Grey Gordon's Goons have trumpeted the Bill as being a way to cut cost and delays, and also as a way to push through 'Green' projects - Orwellian code words for Nuclear Power Stations and 'cosmetic energy projects' like (Pissing in the) Wind Farms.

And despite the fact that Bourgeois Reformists like Friends of the Earth have tried to persuade the Government otherwise, the Bill has now passed it's third reading in the House of Commons. Unless the Lords mangle it too much, it will become law by possibly next year. The failure of the reformist approach to this issue is writ large in FoE's 'hope' that another unelected and unaccountable lot - the House of Lords - will allow the great unwashed some 'climate change' sugar to coat the bitter 'planning' pill.

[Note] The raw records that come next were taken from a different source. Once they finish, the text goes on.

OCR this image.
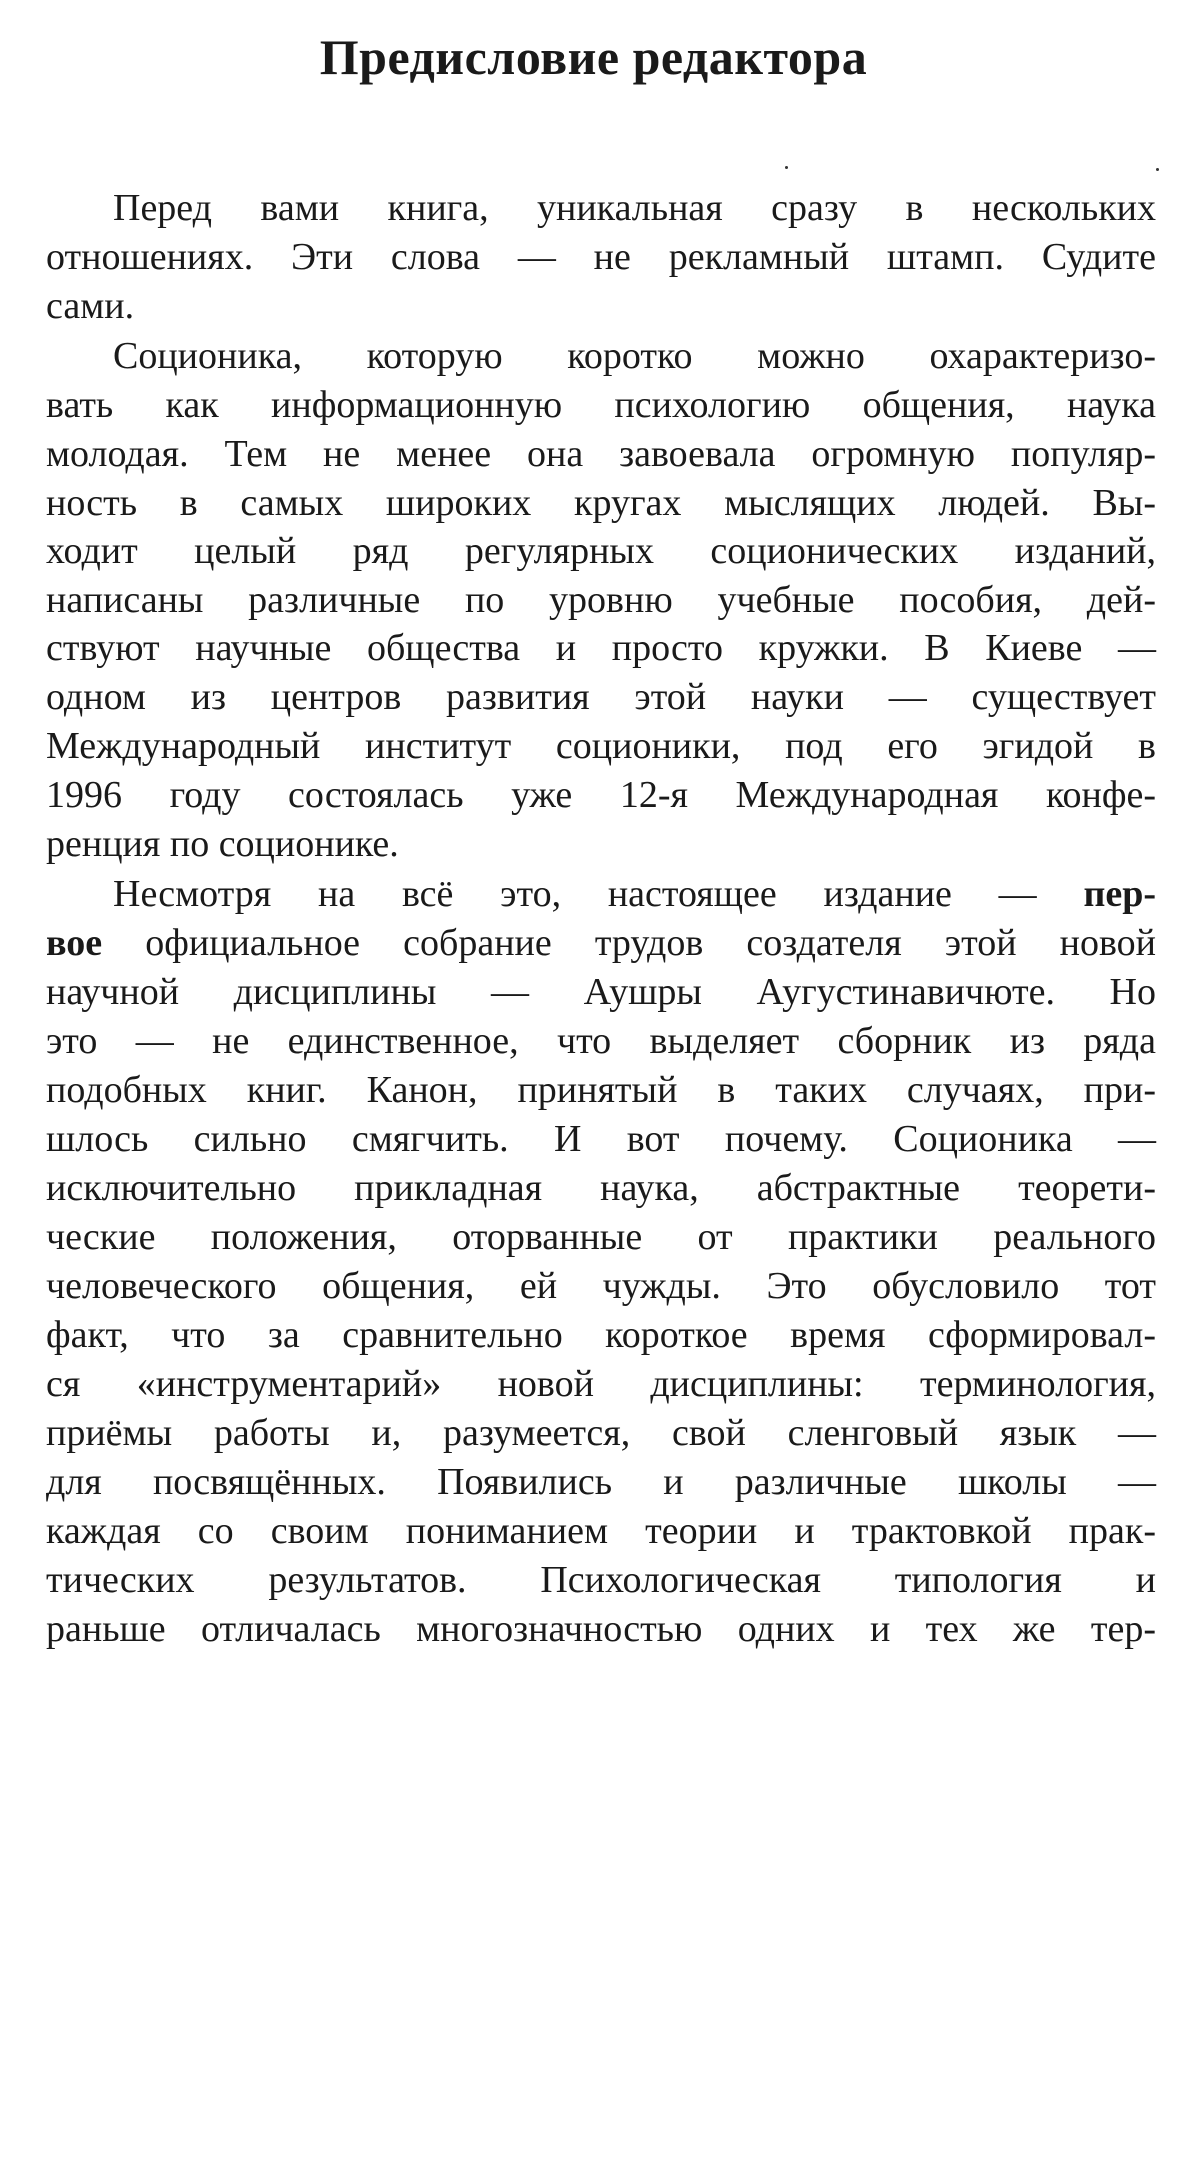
Предисловие редактора

Перед вами книга, уникальная сразу в нескольких

отношениях. Эти слова — не рекламный штамп. Судите

сами.

Соционика, которую коротко можно охарактеризо-

вать как информационную психологию общения, наука

молодая. Тем не менее она завоевала огромную популяр-

ность в самых широких кругах мыслящих людей. Вы-

ходит целый ряд регулярных соционических изданий,

написаны различные по уровню учебные пособия, дей-

ствуют научные общества и просто кружки. В Киеве —

одном из центров развития этой науки — существует

Международный институт соционики, под его эгидой в

1996 году состоялась уже 12-я Международная конфе-

ренция по соционике.

Несмотря на всё это, настоящее издание — пер-

вое официальное собрание трудов создателя этой новой

научной дисциплины — Аушры Аугустинавичюте. Но

это — не единственное, что выделяет сборник из ряда

подобных книг. Канон, принятый в таких случаях, при-

шлось сильно смягчить. И вот почему. Соционика —

исключительно прикладная наука, абстрактные теорети-

ческие положения, оторванные от практики реального

человеческого общения, ей чужды. Это обусловило тот

факт, что за сравнительно короткое время сформировал-

ся «инструментарий» новой дисциплины: терминология,

приёмы работы и, разумеется, свой сленговый язык —

для посвящённых. Появились и различные школы —

каждая со своим пониманием теории и трактовкой прак-

тических результатов. Психологическая типология и

раньше отличалась многозначностью одних и тех же тер-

So what does this mean in the context of the Longdendale Bypass?

Firstly, although the PI has been dragged out by the State rather than the objectors (I make no apologies for delaying tactics!), we are already hearing a clamour about Red Tape, delays etc. To some, this PI entirely justifies the legislation.

It could also mean that another benefit of the 'long game' the Highways Agency are playing is that if the PI is somehow axed, then the Scheme will simply be resurrected under the new rules. Similarly, if a future Tory government drop the scheme and then decide to bring it back, a new planning environment will exist to speed it through. That really would be 'foul play'.

And the delays surely render the Inspector, John Watson, under suspicion. This is his first major PI, and he has served the system well by allowing the HA to ride it roughshod. Would it be cynical to suggest that he might be after a job in the future Infrastructure Planning Commission? If he is, then he's going about it the right way (excluding the objectors and the general public), albeit in the wrong fashion (slow, delays etc) - if you know what we mean.

We'll be keeping a watchful eye on the progress of the PRB, and we'll also be sure to contrast it with PI developments along the way.